Replimune's shares declined 61.75% following the announcement, reflecting a significant negative market reaction. Piper Sandler downgraded the stock from overweight to neutral and slashed its price target to $4. BMO Capital moved to underperform. The depth of those analyst revisions reflects the difficulty of charting a near-term commercial path when the FDA's concerns touch the core design of the pivotal trial, not a fixable manufacturing deficiency or a labeling question.

The rejection stings in part because it is the second. Following a Type A meeting with the FDA, Replimune reported that a forward pathway had not been determined to obtain accelerated approval for RP1. The company resubmitted its BLA in October 2025 with additional analyses and received a PDUFA date of April 10, 2026, under a Class II resubmission timeline. That resubmission was reviewed by a different clinical team than the original, and that team reached the same conclusion: the data were insufficient.

Replimune said it disagrees with parts of the agency's assessment and contends the FDA appeared to contradict positions it had expressed at a September 2025 Type A meeting, including prior acknowledgment that randomizing patients to an anti-PD-1-only control arm in a confirmatory study was not feasible. The company said it plans to engage with the FDA to understand the new review team's specific concerns and is evaluating whether to pursue additional analyses, further data collection, or new studies.

The Phase 3 IGNYTE-3 trial is ongoing, focusing on overall survival as the primary endpoint, with completion expected in 2029. The global study is enrolling approximately 400 patients with advanced melanoma who progressed on or are ineligible for checkpoint inhibitors. That trial's overall survival endpoint addresses the most common regulatory objection to accelerated approval pathways built on response rate data alone, but its 2029 timeline means patients will wait years before a Phase 3-backed application is possible.

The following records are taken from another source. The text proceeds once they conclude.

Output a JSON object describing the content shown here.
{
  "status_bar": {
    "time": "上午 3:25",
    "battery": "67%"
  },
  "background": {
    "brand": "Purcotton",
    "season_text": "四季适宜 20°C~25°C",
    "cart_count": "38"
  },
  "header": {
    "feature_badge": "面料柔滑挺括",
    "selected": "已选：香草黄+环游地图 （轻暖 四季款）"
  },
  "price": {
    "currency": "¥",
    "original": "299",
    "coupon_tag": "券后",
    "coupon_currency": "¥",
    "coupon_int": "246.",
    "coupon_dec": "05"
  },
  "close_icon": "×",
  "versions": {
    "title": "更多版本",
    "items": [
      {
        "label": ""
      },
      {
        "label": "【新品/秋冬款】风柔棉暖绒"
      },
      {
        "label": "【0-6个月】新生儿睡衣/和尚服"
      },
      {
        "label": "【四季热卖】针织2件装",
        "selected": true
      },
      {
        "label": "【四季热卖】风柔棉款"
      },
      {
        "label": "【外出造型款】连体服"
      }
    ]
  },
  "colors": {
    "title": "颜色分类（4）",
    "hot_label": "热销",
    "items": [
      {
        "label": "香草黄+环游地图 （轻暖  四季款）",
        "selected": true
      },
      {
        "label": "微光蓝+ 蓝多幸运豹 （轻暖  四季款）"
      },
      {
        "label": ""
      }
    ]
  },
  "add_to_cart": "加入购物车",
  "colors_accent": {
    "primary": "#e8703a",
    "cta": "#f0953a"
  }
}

Melanoma is the fifth most common cancer, with approximately 112,000 new cases estimated in the U.S. in 2026, and the most lethal form of skin cancer, accounting for nearly 8,500 deaths annually. Standard first-line therapy relies on immune checkpoint blockade, but patients who progress after anti-PD-1 treatment have few proven salvage options, which is the population Replimune has targeted. Until IGNYTE-3 produces survival data or the company finds another regulatory route, those patients will not have access to RP1 outside of clinical trials.

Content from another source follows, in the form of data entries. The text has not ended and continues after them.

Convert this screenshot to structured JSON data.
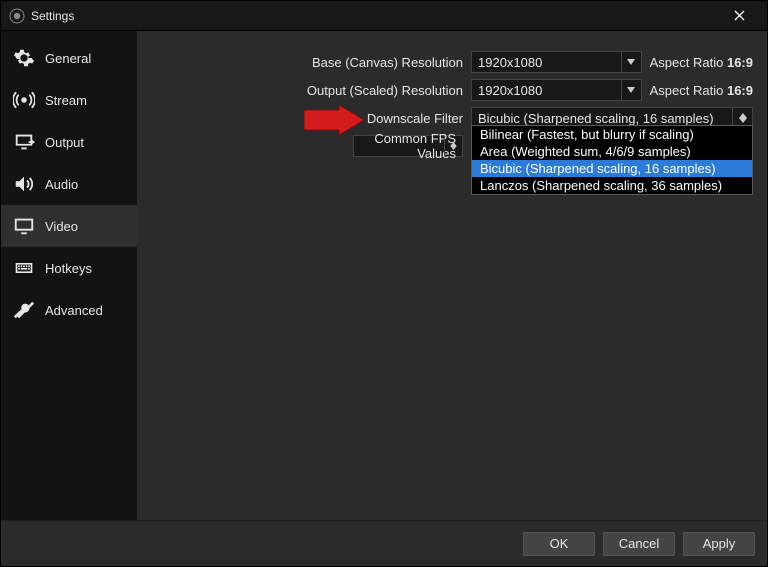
{
  "window": {
    "title": "Settings"
  },
  "sidebar": {
    "items": [
      {
        "label": "General"
      },
      {
        "label": "Stream"
      },
      {
        "label": "Output"
      },
      {
        "label": "Audio"
      },
      {
        "label": "Video"
      },
      {
        "label": "Hotkeys"
      },
      {
        "label": "Advanced"
      }
    ],
    "selected_index": 4
  },
  "video": {
    "base_label": "Base (Canvas) Resolution",
    "base_value": "1920x1080",
    "scaled_label": "Output (Scaled) Resolution",
    "scaled_value": "1920x1080",
    "aspect_label": "Aspect Ratio",
    "aspect_value": "16:9",
    "downscale_label": "Downscale Filter",
    "downscale_value": "Bicubic (Sharpened scaling, 16 samples)",
    "downscale_options": [
      "Bilinear (Fastest, but blurry if scaling)",
      "Area (Weighted sum, 4/6/9 samples)",
      "Bicubic (Sharpened scaling, 16 samples)",
      "Lanczos (Sharpened scaling, 36 samples)"
    ],
    "fps_label": "Common FPS Values"
  },
  "footer": {
    "ok": "OK",
    "cancel": "Cancel",
    "apply": "Apply"
  }
}
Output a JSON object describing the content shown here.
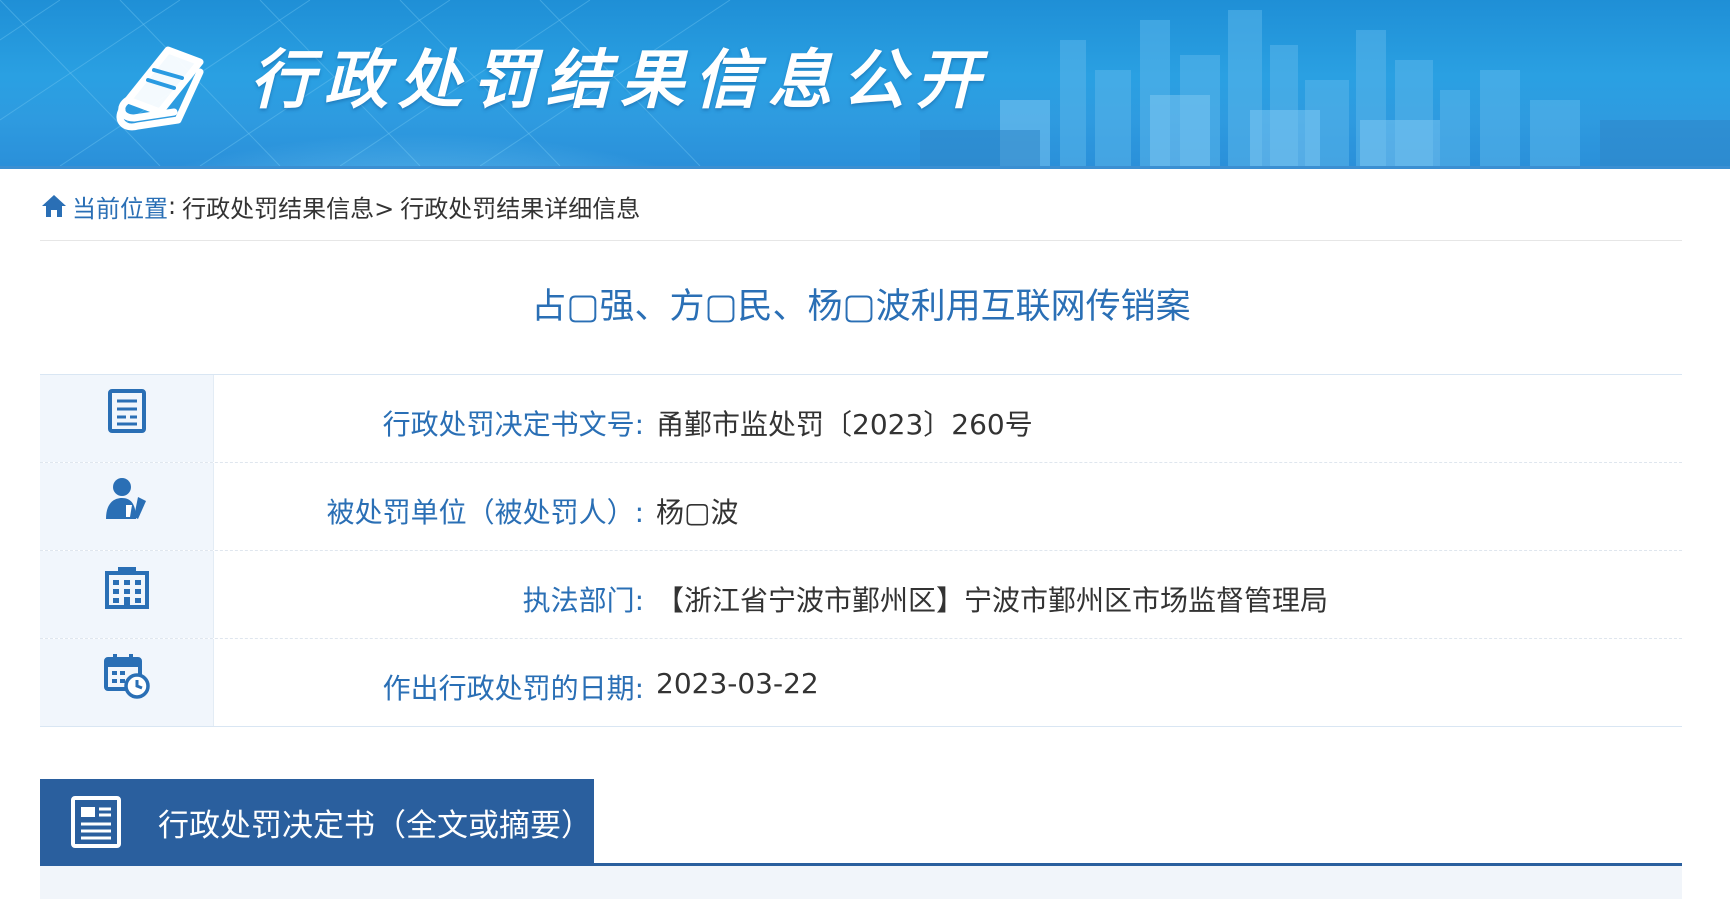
{
  "banner": {
    "title": "行政处罚结果信息公开",
    "logo_icon": "book-icon"
  },
  "breadcrumb": {
    "icon": "home-icon",
    "label": "当前位置",
    "separator": ":",
    "items": [
      "行政处罚结果信息>",
      "行政处罚结果详细信息"
    ]
  },
  "case": {
    "title": "占▢强、方▢民、杨▢波利用互联网传销案"
  },
  "info": {
    "rows": [
      {
        "icon": "document-list-icon",
        "label": "行政处罚决定书文号:",
        "value": "甬鄞市监处罚〔2023〕260号"
      },
      {
        "icon": "person-pen-icon",
        "label": "被处罚单位（被处罚人）:",
        "value": "杨▢波"
      },
      {
        "icon": "building-icon",
        "label": "执法部门:",
        "value": "【浙江省宁波市鄞州区】宁波市鄞州区市场监督管理局"
      },
      {
        "icon": "calendar-clock-icon",
        "label": "作出行政处罚的日期:",
        "value": "2023-03-22"
      }
    ]
  },
  "decision": {
    "icon": "document-icon",
    "title": "行政处罚决定书（全文或摘要）"
  },
  "colors": {
    "banner": "#2aa0e2",
    "accent_blue": "#2a6fb5",
    "section_blue": "#2a5f9e"
  }
}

The broader significance for the biotech sector is structural. The FDA's detailed objections underscore that single-arm trials supported by response rate data, once a reliable path to accelerated approval in oncology, face heightened scrutiny when the investigational agent is combined with an already-approved immunotherapy whose own activity is difficult to separate from the experimental drug's effect. How Replimune responds to that challenge, and whether the agency and the company can agree on a feasible confirmatory design, will likely determine whether RP1 ever reaches the patients the IGNYTE investigators argue it can help.